Function

uni_normcmp

Compare strings for canonical equivalence.

Since v1.0
unistat uni_normcmp(
const void *s1, unisize s1_len, uniattr s1_attr, const void *s2, unisize s2_len, uniattr s2_attr, bool *result)

Parameters 🔗

s1 in

First source text.

s1_len in

Number of code units in s1 or -1 if s1 is null-terminated.

s1_attr in

Attributes of s1.

s2 in

Second source text.

s2_len in

Number of code units in s2 or -1 if s2 is null-terminated.

s2_attr in

Attributes of s2.

result out

Set to true if s1 and s2 are canonically equivalent; else false.

Return Value 🔗

UNI_OK

If the string was normalized successfully.

UNI_BAD_OPERATION

If s1 or s2 are null, if s1_len or s2_len are negative, or if result is null.

UNI_BAD_ENCODING

If s1 or s2 is not well-formed (checks are omitted if the corresponding uniattr has UNI_TRUST).

UNI_NO_MEMORY

If dynamic memory allocation failed.

Discussion 🔗

This function checks if s1 and s2 are canonically equivalent.
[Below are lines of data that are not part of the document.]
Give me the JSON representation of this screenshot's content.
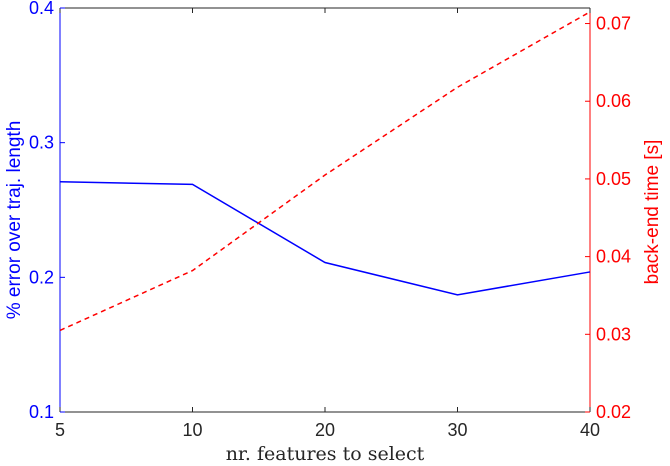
{
  "chart_data": {
    "type": "line",
    "title": "",
    "xlabel": "nr. features to select",
    "ylabel_left": "% error over traj. length",
    "ylabel_right": "back-end time [s]",
    "x": [
      5,
      10,
      20,
      30,
      40
    ],
    "x_tick_labels": [
      "5",
      "10",
      "20",
      "30",
      "40"
    ],
    "y_left_lim": [
      0.1,
      0.4
    ],
    "y_left_ticks": [
      "0.1",
      "0.2",
      "0.3",
      "0.4"
    ],
    "y_right_lim": [
      0.02,
      0.072
    ],
    "y_right_ticks": [
      "0.02",
      "0.03",
      "0.04",
      "0.05",
      "0.06",
      "0.07"
    ],
    "grid": false,
    "legend": "none",
    "series": [
      {
        "axis": "left",
        "color": "#0000ff",
        "line_style": "solid",
        "values": [
          0.271,
          0.269,
          0.211,
          0.187,
          0.204
        ]
      },
      {
        "axis": "right",
        "color": "#ff0000",
        "line_style": "dashed",
        "values": [
          0.0305,
          0.0382,
          0.0505,
          0.0618,
          0.0715
        ]
      }
    ],
    "colors": {
      "left_axis": "#0000ff",
      "right_axis": "#ff0000",
      "x_axis": "#262626"
    }
  }
}
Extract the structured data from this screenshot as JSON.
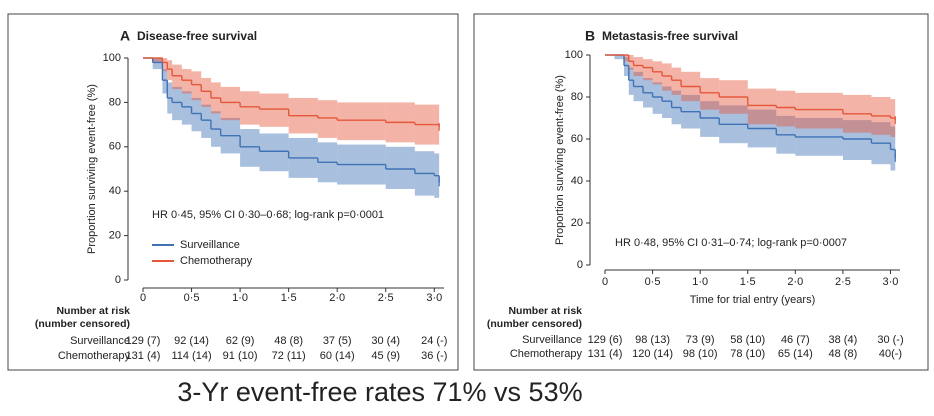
{
  "chart_data": [
    {
      "type": "line",
      "panel_label": "A",
      "title": "Disease-free survival",
      "ylabel": "Proportion surviving event-free (%)",
      "annotation": "HR 0·45, 95% CI 0·30–0·68; log-rank p=0·0001",
      "legend": "lower-left",
      "x": [
        0,
        0.1,
        0.2,
        0.25,
        0.3,
        0.4,
        0.5,
        0.6,
        0.7,
        0.8,
        1.0,
        1.2,
        1.5,
        1.8,
        2.0,
        2.5,
        2.8,
        3.0,
        3.05
      ],
      "series": [
        {
          "name": "Surveillance",
          "color": "#3f72b5",
          "values": [
            100,
            98,
            90,
            82,
            80,
            78,
            75,
            72,
            68,
            65,
            60,
            58,
            55,
            53,
            52,
            50,
            48,
            47,
            44
          ],
          "lower": [
            100,
            95,
            84,
            75,
            72,
            70,
            67,
            64,
            60,
            57,
            51,
            49,
            46,
            44,
            43,
            41,
            38,
            37,
            33
          ],
          "upper": [
            100,
            100,
            95,
            89,
            87,
            85,
            82,
            79,
            76,
            73,
            68,
            66,
            64,
            62,
            61,
            60,
            58,
            57,
            55
          ]
        },
        {
          "name": "Chemotherapy",
          "color": "#e4573b",
          "values": [
            100,
            100,
            98,
            95,
            92,
            90,
            88,
            85,
            82,
            80,
            78,
            77,
            74,
            73,
            72,
            71,
            70,
            70,
            69
          ],
          "lower": [
            100,
            98,
            94,
            90,
            86,
            84,
            81,
            78,
            75,
            72,
            70,
            69,
            66,
            64,
            63,
            62,
            61,
            61,
            59
          ],
          "upper": [
            100,
            100,
            100,
            99,
            97,
            95,
            94,
            91,
            89,
            87,
            85,
            84,
            82,
            81,
            80,
            80,
            79,
            79,
            78
          ]
        }
      ],
      "xlim": [
        0,
        3.1
      ],
      "ylim": [
        0,
        100
      ],
      "xticks": [
        0,
        {
          "value": 0.5,
          "label": "0·5"
        },
        {
          "value": 1,
          "label": "1·0"
        },
        {
          "value": 1.5,
          "label": "1·5"
        },
        {
          "value": 2,
          "label": "2·0"
        },
        {
          "value": 2.5,
          "label": "2·5"
        },
        {
          "value": 3,
          "label": "3·0"
        }
      ],
      "yticks": [
        0,
        20,
        40,
        60,
        80,
        100
      ],
      "risk_table": {
        "header": [
          "Number at risk",
          "(number censored)"
        ],
        "rows": [
          {
            "label": "Surveillance",
            "cells": [
              "129 (7)",
              "92 (14)",
              "62 (9)",
              "48 (8)",
              "37 (5)",
              "30 (4)",
              "24 (-)"
            ]
          },
          {
            "label": "Chemotherapy",
            "cells": [
              "131 (4)",
              "114 (14)",
              "91 (10)",
              "72 (11)",
              "60 (14)",
              "45 (9)",
              "36 (-)"
            ]
          }
        ]
      }
    },
    {
      "type": "line",
      "panel_label": "B",
      "title": "Metastasis-free survival",
      "ylabel": "Proportion surviving event-free (%)",
      "xlabel": "Time for trial entry (years)",
      "annotation": "HR 0·48, 95% CI 0·31–0·74; log-rank p=0·0007",
      "x": [
        0,
        0.1,
        0.2,
        0.25,
        0.3,
        0.4,
        0.5,
        0.6,
        0.7,
        0.8,
        1.0,
        1.2,
        1.5,
        1.8,
        2.0,
        2.5,
        2.8,
        3.0,
        3.05
      ],
      "series": [
        {
          "name": "Surveillance",
          "color": "#3f72b5",
          "values": [
            100,
            100,
            95,
            88,
            85,
            82,
            80,
            78,
            75,
            73,
            70,
            67,
            65,
            62,
            61,
            60,
            58,
            55,
            51
          ],
          "lower": [
            100,
            98,
            90,
            81,
            78,
            75,
            72,
            70,
            67,
            65,
            61,
            58,
            56,
            53,
            52,
            50,
            48,
            45,
            40
          ],
          "upper": [
            100,
            100,
            99,
            94,
            92,
            89,
            87,
            85,
            83,
            81,
            78,
            76,
            74,
            71,
            70,
            69,
            68,
            66,
            62
          ]
        },
        {
          "name": "Chemotherapy",
          "color": "#e4573b",
          "values": [
            100,
            100,
            100,
            97,
            95,
            94,
            92,
            90,
            88,
            85,
            82,
            80,
            76,
            75,
            74,
            72,
            71,
            70,
            69
          ],
          "lower": [
            100,
            100,
            97,
            93,
            90,
            88,
            86,
            83,
            81,
            78,
            74,
            72,
            67,
            66,
            65,
            63,
            62,
            61,
            59
          ],
          "upper": [
            100,
            100,
            100,
            100,
            99,
            98,
            97,
            96,
            94,
            92,
            89,
            88,
            84,
            83,
            82,
            81,
            80,
            79,
            78
          ]
        }
      ],
      "xlim": [
        0,
        3.1
      ],
      "ylim": [
        0,
        100
      ],
      "xticks": [
        0,
        {
          "value": 0.5,
          "label": "0·5"
        },
        {
          "value": 1,
          "label": "1·0"
        },
        {
          "value": 1.5,
          "label": "1·5"
        },
        {
          "value": 2,
          "label": "2·0"
        },
        {
          "value": 2.5,
          "label": "2·5"
        },
        {
          "value": 3,
          "label": "3·0"
        }
      ],
      "yticks": [
        0,
        20,
        40,
        60,
        80,
        100
      ],
      "risk_table": {
        "header": [
          "Number at risk",
          "(number censored)"
        ],
        "rows": [
          {
            "label": "Surveillance",
            "cells": [
              "129 (6)",
              "98 (13)",
              "73 (9)",
              "58 (10)",
              "46 (7)",
              "38 (4)",
              "30 (-)"
            ]
          },
          {
            "label": "Chemotherapy",
            "cells": [
              "131 (4)",
              "120 (14)",
              "98 (10)",
              "78 (10)",
              "65 (14)",
              "48 (8)",
              "40(-)"
            ]
          }
        ]
      }
    }
  ],
  "caption": "3-Yr event-free rates 71% vs 53%"
}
That is, it checks if the graphemes of both strings are the same. The behavior of this function is identical to calling uni_norm with UNI_NFD on both strings followed by a code point comparison.

The implementation is optimized for normalizing the strings incrementally while simultaneously comparing them. This is a more optimal approach when it’s unknown whether input strings are normalized or not. If it’s known in advance that the strings are both normalized, then they can be compared directly with memcmp or strcmp.

The implementation strives to be highly performant and avoid dynamic memory allocation when possible. Typically, memory allocation will only be performed for unnaturally long combining character sequences, like Zalgo text. It’s rare for real-world text to trigger memory allocation.

Examples 🔗

This example compares two strings for canonical equivalence. Conceptually, the implementation normalizes both strings, performs the comparison, and reports the result. This approach is recommended when strings are compared for one-off equality. If strings are compared repeatedly, then it’s recommended to normalize them with uni_norm and cache the result for the comparisons.

#include <unicorn.h>
#include <stdio.h>
#include <stdbool.h>

int main(void)
{
    const char *s1 = u8"ma\u0301scara"; // 'a' + U+0301 = á (decomposed)
    const char *s2 = u8"m\u00E1scara";  //       U+00E1 = á (precomposed)
    bool is_equal;

    if (uni_normcmp(s1, -1, UNI_UTF8,
                    s2, -1, UNI_UTF8, &is_equal) != UNI_OK)
    {
        puts("failed to normalize and compare strings");
        return 1;
    }

    printf("%s", is_equal ? "equal" : "not equal");
    return 0;
}